We've so far avoided a depression, but for how long given Obama's policies?

There's article in the Washington Post by columnist and economist Robert Samuelson entitled, "Why there was no depression." I would add the word "yet", because I don't think we're out of the woods yet. I say that because the problems and sources of problems underlying the 1930s Great Depression are still distinct possibilities today with policy proposals trumpeted by President Obama.

The Depression in the 1930s is attributed largely to bad government policies. Raising up tariffs dramatically during the early 1930s which choked off trade and reduced economic activity. Raising taxes dramatically on businesses, which create jobs, and private individuals. Bad monetary policy -- keeping interest rates artificially low which distorted investment and business decisions. And so forth.

Now fast forward to 2009. There are efforts to restrict trade on some goods and services with other countries, e.g. tariff barriers.

And the Fed has continued to print money and have kept interest rates artificially low.

President Obama has exploded the government's debt load and to close the gap he'll invariably choose taxes increases over spending decreases. He'll allow many of the Bush tax cuts to expire in the next year or two. He's proposing "cap and trade" policies which will slow economic activity and drive up the cost of goods and services for families. Estimates suggest cost increases would be the equivalent of anywhere from a $800 to $1700 tax increase per family. And he's proposing a massive increase in health care spending. By as much as $100 billion a year.

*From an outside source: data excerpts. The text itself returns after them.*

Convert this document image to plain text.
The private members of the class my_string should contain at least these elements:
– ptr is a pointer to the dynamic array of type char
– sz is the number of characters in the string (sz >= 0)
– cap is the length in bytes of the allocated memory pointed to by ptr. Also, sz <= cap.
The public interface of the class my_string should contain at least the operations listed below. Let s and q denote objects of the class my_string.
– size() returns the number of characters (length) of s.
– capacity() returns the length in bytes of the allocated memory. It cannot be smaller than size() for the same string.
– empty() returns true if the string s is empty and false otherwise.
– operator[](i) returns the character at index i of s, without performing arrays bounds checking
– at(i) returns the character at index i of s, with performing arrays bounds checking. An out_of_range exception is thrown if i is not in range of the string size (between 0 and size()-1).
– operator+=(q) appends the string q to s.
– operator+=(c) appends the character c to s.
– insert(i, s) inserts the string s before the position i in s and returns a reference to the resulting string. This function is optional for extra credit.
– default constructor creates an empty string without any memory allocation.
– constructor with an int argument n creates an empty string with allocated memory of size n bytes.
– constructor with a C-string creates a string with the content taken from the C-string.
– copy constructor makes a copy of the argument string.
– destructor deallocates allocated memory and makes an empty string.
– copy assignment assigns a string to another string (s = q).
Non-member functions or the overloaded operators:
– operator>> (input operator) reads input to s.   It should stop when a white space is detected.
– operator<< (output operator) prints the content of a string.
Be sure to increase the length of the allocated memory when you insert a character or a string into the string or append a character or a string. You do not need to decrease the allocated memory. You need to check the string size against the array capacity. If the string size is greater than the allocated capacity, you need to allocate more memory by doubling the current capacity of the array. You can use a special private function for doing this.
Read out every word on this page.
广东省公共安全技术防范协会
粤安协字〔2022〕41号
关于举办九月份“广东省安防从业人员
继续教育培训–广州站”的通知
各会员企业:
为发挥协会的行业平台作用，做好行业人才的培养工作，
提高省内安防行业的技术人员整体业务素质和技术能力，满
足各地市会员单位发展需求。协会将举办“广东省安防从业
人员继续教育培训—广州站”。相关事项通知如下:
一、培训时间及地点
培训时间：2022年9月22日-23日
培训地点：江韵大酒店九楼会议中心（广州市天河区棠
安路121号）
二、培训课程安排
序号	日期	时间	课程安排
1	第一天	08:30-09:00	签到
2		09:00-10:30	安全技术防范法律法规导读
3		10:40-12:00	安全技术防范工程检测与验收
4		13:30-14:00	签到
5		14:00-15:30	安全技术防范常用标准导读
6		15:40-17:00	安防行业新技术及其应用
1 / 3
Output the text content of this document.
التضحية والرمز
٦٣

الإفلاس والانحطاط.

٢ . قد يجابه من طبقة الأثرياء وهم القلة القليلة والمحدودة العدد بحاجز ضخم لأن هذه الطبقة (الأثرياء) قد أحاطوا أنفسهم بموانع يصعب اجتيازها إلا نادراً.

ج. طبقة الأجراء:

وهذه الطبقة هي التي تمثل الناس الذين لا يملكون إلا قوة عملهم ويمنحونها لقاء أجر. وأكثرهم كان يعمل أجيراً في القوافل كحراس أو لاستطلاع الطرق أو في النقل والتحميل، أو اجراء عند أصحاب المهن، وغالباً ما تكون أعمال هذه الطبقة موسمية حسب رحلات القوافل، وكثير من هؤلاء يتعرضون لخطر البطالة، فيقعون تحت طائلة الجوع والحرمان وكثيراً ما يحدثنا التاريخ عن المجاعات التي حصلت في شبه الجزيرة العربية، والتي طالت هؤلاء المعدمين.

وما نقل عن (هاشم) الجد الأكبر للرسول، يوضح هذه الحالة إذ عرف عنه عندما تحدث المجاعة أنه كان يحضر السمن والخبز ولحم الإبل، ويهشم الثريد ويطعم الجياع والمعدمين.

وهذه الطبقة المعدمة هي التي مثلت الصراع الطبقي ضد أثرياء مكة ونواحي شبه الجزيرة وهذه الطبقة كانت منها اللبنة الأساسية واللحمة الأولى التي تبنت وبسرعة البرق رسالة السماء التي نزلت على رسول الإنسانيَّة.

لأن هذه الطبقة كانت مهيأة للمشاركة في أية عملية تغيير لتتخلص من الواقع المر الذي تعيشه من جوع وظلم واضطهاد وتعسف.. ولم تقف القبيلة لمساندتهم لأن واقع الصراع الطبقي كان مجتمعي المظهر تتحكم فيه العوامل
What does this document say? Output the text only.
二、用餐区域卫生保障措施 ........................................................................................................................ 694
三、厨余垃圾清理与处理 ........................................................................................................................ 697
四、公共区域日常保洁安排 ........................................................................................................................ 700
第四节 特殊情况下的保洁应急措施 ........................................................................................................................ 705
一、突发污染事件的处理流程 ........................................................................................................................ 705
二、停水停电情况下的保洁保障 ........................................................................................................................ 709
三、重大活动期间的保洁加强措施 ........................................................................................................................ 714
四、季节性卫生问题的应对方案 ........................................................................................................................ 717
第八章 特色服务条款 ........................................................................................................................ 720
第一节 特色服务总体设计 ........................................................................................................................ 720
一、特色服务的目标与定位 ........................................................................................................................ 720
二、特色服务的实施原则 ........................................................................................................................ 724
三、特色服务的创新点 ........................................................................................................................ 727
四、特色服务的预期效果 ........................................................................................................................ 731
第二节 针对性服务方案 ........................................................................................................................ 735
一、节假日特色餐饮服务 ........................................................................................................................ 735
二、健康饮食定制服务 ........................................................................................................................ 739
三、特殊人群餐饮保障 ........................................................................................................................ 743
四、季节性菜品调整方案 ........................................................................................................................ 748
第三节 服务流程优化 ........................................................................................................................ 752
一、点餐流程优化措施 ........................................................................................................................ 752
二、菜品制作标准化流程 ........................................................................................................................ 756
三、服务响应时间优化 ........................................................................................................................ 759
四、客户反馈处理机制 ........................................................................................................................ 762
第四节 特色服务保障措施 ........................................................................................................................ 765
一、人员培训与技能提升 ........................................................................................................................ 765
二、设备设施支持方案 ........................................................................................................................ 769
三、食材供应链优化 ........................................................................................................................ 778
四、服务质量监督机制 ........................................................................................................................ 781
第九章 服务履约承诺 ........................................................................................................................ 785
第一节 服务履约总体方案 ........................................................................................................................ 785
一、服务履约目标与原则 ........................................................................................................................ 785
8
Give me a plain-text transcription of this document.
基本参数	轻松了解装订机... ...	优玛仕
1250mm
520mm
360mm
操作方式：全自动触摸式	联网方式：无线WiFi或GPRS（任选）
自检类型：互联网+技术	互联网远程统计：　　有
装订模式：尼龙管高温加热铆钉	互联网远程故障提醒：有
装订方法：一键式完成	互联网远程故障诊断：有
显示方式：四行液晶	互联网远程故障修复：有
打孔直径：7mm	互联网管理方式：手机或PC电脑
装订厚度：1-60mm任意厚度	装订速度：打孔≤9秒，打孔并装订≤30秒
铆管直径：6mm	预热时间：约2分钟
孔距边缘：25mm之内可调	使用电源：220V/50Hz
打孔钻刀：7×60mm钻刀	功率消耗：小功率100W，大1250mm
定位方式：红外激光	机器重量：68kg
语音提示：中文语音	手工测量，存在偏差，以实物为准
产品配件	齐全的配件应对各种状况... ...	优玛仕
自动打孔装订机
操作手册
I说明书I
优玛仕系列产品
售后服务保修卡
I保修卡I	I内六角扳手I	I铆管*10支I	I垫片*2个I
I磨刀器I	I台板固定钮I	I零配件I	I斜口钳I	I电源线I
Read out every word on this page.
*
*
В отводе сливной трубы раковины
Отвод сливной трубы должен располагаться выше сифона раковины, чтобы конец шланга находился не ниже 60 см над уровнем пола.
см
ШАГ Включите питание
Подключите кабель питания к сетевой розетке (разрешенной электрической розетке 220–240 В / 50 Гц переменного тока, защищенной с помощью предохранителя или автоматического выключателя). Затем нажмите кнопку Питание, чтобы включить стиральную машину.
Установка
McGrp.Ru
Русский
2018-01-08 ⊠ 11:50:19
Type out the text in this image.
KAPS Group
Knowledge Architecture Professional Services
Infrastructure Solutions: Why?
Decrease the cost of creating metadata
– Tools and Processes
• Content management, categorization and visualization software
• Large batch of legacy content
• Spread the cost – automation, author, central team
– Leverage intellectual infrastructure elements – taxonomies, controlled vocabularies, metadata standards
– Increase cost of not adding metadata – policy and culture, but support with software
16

Arthur Laffer in a Wall Street Journal article, "Taxes, Depression and Our Current Problems" argues that bad fiscal policy played an important role in continuing and deepening the depression.
The damage caused by high taxation during the Great Depression is the real lesson we should learn. A government simply cannot tax a country into prosperity. If there were one warning I'd give to all who will listen, it is that U.S. federal and state tax policies are on an economic crash trajectory today just as they were in the 1930s. Net legislated state-tax increases as a percentage of previous year tax receipts are at 3.1%, their highest level since 1991; the Bush tax cuts are set to expire in 2011; and additional taxes to pay for health-care and the proposed cap-and-trade scheme are on the horizon.
The longer I look at things, the more convinced I am that government got us into this mess and government will likely keep us in this mess longer than necessary.

2 comments:

Unknown said...

with $915.1 billion dollars being spent towards iraq, the real person you need to blame is the person that got us here. Which is The conservative administration that was both morally bankrupt and corrupt. So which would I rather support? The one who is getting us out, and is thinking about what is here and the people here and how to take care of them.

Thats where I put my moral structure and support.

Unknown said...

read em and weep


Dow Closes Above 10,000 for First Time in a Year


only people like the MFC would want our president to fail. He is worldly popular, is giving face back to america, washing the egg off the egg of america that the last administration put there.

Its more than just hope he is has promised us, its success is what he is giving us.